Monday, February 16, 2009

‘WINTER LIGHT’ (Ingmar Bergman)

In the black and white starkness, find the gray truths.

Somewhere in a small Swedish town, a pastor, Tomas, grapples with his own issues with God, even as he goes through the paces of everyday ‘preach and pray’. He also grapples with personal life issues, a woman, Marta, who is in love with him, and wants him to marry her. His wife is dead, the one whom he loved, and though he does not want Marta’s love, and pushes her away, she hangs on, saying that God (she prayed to God in anger, though she is a non-believer) wants her to love Tomas and show him compassion, since he hates himself. “You’ll hate yourself to death,” she says.

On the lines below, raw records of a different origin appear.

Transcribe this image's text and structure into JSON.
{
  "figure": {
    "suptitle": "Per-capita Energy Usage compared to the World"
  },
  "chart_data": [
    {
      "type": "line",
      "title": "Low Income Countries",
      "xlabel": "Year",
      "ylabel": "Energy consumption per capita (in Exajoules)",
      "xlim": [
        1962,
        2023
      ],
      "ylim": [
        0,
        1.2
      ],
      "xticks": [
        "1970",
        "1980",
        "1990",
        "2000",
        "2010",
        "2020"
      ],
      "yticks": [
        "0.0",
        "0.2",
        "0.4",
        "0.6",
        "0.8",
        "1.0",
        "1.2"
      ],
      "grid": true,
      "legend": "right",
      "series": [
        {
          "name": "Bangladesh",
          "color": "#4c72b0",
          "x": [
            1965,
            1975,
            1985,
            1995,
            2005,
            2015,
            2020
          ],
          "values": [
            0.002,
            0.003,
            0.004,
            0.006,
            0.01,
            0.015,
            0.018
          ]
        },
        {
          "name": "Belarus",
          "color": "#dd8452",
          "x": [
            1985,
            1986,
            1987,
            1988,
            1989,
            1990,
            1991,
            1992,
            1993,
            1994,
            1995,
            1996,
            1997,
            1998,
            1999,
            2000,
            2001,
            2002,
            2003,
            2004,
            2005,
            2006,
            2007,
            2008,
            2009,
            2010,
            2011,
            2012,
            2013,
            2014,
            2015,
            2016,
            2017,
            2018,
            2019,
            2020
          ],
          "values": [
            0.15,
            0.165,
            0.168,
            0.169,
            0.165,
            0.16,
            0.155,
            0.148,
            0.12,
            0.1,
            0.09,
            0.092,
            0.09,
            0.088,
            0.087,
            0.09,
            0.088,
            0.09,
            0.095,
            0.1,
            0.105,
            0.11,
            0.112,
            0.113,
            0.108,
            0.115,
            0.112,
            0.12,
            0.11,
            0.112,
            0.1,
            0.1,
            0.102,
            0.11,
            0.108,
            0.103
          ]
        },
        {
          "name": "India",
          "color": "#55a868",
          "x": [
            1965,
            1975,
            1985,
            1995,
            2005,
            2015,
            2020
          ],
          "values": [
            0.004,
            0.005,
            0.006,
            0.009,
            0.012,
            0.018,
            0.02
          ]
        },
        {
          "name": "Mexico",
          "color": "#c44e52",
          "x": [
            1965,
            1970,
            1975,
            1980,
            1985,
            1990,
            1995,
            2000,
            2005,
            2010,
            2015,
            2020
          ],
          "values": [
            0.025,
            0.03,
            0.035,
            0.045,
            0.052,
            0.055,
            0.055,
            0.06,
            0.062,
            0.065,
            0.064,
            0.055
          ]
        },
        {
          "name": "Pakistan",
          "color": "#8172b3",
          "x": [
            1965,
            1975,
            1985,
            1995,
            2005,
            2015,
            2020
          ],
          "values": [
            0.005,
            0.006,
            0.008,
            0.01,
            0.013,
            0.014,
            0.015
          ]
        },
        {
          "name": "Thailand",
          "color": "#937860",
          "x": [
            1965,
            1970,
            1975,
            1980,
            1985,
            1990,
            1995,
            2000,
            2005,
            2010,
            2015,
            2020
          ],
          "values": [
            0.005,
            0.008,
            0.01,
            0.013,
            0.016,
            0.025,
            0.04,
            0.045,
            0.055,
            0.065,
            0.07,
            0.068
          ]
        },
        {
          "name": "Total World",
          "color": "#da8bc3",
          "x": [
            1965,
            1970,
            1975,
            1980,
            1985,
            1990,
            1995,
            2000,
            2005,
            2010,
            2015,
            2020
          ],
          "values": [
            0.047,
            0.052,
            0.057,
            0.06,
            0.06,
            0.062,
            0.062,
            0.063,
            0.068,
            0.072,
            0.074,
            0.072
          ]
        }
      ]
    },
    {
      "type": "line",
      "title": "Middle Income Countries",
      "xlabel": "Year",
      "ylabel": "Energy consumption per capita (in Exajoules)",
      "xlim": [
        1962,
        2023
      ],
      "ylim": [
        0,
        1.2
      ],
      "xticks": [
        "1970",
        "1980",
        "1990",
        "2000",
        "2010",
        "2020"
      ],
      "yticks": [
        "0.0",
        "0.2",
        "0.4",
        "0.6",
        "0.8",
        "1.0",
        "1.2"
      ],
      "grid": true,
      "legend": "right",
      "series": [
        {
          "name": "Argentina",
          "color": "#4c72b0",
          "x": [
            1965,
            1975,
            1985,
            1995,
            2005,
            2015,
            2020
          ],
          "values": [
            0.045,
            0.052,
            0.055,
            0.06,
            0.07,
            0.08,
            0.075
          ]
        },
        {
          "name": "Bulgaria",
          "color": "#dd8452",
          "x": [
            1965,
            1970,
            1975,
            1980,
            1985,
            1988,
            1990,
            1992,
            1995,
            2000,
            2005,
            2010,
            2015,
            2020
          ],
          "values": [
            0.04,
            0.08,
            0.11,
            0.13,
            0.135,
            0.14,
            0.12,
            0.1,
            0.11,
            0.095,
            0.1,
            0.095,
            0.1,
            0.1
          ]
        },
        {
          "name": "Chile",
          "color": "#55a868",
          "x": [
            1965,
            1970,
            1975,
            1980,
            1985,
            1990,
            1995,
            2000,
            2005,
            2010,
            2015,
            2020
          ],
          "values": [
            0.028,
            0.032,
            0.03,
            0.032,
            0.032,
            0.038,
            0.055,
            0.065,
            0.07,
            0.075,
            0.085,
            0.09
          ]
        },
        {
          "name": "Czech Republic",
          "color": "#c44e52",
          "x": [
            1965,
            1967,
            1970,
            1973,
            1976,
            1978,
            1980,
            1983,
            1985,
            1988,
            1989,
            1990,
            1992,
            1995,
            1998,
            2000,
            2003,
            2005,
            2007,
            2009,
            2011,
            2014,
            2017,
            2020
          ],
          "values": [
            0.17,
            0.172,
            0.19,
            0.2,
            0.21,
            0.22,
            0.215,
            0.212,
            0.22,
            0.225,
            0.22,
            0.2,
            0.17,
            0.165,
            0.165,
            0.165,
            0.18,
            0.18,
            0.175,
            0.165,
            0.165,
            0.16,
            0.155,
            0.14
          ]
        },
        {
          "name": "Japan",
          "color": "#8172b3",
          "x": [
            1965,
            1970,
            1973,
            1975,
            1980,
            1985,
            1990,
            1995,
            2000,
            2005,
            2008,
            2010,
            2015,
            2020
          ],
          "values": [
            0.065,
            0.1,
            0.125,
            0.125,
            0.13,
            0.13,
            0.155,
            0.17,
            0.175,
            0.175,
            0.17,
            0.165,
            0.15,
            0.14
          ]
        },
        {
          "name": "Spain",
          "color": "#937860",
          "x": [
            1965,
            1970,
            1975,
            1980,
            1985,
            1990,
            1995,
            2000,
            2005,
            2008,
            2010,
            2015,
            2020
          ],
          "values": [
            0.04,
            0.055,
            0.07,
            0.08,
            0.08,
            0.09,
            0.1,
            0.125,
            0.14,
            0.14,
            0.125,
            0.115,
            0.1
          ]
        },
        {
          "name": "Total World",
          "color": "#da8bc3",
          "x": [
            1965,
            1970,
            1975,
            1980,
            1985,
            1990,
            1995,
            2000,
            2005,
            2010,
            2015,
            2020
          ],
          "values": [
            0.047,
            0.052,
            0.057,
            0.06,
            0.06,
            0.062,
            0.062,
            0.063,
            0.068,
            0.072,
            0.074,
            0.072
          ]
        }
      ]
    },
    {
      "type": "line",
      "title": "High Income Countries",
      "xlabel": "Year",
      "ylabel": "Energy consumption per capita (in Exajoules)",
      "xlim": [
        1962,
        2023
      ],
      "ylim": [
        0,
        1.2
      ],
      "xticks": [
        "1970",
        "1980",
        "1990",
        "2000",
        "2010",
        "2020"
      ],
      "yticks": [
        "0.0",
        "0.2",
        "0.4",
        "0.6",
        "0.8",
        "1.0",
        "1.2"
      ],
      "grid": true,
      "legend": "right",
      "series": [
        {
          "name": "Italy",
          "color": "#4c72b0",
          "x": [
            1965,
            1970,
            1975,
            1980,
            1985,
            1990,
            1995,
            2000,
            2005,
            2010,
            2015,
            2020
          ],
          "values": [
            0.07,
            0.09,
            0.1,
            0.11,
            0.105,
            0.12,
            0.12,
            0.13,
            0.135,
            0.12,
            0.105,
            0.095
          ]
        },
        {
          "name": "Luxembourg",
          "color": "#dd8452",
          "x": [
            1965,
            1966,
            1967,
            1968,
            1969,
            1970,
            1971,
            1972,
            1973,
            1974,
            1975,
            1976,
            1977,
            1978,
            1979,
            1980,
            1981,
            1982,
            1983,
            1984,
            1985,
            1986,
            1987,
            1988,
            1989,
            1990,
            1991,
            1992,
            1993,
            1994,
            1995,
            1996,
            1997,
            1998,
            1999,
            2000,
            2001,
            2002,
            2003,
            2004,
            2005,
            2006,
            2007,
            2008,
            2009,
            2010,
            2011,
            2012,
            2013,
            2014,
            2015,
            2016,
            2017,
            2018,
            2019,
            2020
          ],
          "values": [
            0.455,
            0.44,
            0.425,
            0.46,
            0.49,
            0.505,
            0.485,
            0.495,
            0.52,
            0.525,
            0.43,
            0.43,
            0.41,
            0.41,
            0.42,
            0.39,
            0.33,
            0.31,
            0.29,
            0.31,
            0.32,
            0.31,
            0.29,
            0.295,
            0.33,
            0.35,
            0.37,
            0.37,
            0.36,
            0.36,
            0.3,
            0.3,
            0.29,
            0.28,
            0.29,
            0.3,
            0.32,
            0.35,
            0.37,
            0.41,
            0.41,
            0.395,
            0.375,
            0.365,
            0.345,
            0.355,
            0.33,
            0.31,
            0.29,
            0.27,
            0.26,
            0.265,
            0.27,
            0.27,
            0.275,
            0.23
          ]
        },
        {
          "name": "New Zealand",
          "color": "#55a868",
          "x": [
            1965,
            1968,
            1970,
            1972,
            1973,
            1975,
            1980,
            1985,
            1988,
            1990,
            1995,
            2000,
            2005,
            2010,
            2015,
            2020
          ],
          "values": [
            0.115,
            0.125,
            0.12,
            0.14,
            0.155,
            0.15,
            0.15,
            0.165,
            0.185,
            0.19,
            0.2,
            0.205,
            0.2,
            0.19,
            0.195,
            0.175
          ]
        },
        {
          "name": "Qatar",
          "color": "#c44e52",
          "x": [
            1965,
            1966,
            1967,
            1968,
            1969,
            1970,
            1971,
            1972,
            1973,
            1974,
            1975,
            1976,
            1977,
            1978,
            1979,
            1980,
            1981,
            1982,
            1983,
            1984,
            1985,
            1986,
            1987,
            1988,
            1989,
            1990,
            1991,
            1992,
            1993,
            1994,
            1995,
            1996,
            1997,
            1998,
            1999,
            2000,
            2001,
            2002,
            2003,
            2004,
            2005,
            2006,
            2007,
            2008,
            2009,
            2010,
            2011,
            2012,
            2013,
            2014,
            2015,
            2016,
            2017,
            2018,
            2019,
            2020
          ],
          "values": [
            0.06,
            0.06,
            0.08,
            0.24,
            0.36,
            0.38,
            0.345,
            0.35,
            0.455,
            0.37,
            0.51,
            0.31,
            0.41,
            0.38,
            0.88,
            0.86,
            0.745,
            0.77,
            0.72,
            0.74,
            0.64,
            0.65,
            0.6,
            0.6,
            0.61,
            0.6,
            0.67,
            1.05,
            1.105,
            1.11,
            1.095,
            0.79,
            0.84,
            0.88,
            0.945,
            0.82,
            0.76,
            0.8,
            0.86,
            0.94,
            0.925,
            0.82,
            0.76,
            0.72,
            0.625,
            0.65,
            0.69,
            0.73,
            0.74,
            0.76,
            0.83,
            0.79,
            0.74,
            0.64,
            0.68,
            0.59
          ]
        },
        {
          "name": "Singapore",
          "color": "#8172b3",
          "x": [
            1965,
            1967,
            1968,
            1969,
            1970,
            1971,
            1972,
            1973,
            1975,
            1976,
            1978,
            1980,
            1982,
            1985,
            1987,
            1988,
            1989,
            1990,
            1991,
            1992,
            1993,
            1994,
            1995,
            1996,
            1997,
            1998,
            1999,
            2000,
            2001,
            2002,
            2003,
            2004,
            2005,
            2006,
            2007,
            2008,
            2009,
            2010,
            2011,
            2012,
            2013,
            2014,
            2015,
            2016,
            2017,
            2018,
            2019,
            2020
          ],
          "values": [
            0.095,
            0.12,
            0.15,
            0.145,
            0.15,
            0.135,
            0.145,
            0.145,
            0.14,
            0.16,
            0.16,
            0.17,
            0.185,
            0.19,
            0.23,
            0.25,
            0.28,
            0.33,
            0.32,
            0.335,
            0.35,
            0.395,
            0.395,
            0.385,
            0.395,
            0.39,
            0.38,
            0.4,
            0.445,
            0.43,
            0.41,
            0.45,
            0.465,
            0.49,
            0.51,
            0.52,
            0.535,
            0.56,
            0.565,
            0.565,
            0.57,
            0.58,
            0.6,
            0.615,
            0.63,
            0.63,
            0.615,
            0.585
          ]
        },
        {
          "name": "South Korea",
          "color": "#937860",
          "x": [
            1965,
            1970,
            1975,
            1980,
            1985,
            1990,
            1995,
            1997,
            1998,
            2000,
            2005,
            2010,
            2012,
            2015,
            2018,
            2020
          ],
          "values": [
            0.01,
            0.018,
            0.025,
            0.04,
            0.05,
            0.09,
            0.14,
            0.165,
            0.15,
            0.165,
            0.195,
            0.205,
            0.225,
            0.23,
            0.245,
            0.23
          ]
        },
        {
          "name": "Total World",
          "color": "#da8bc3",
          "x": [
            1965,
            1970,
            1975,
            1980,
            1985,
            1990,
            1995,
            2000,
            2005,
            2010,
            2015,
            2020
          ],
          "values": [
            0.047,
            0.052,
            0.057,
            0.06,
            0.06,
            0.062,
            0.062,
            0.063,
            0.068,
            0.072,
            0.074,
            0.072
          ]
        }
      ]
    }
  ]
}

Tomas, who is also with cough and fever, asks her to shut up.

Certain other elements surface in the movie, so intricate in its simplicity.

Jonas Persson is one of the parish people with a wife and three kids and one on the way, who is undergoing mental anguish because he has read that the Chinese are prepared for any kind of war, have nuclear weapons etc. In other words, we go through our everyday lives, but there is pain, suffering and aggression which is a part of the larger world. Jonas is unable to come to terms with this, and comes to Tomas for help. Tomas, however, unleashes his own doubts about God, his own insecurities, onto Jonas. He tells Jonas of how he nurtured close to him a God whom he thought to be merciful and loving, when all around him he saw the destruction waged during the Spanish Civil War. He watched suffering, and did not dare to think that this was possible in God’s world. He tells Jonas that, “suffering is incomprehensible, so it needs no explanations,” except that there is no creator, and no design to life.

The realization, through his rantings to Jonas, that there is no God, frees him finally, but also destroys him. Jonas, who has come to Tomas for help, walks away in disgust, and is found with a bullet hole in his head soon after. He has committed suicide.

Algot, a disabled church help, who has been asked by Tomas to read the Gospel to deal with his pain, says that he has been doing so. He argues that Jesus’ physical pain must have been bearable, but he must have been unable to deal with the pain of betrayal by his God when he cries out, ‘Why have you forsaken me?’ This is actually a statement that echoes what Tomas is undergoing. The movie does go on to say that Tomas loved his wife deeply, and that perhaps the only redeeming fact about life is the ability to love. But Tomas’ wife is dead, and he feels forsaken here as well.

At the end, Tomas takes Marta with him to the afternoon service, where she is encouraged by the piano player to leave this place haunted by death and hopelessness, but she stays on. She says in utter despair, “If only we could believe.” This actually sums up the essence of the movie.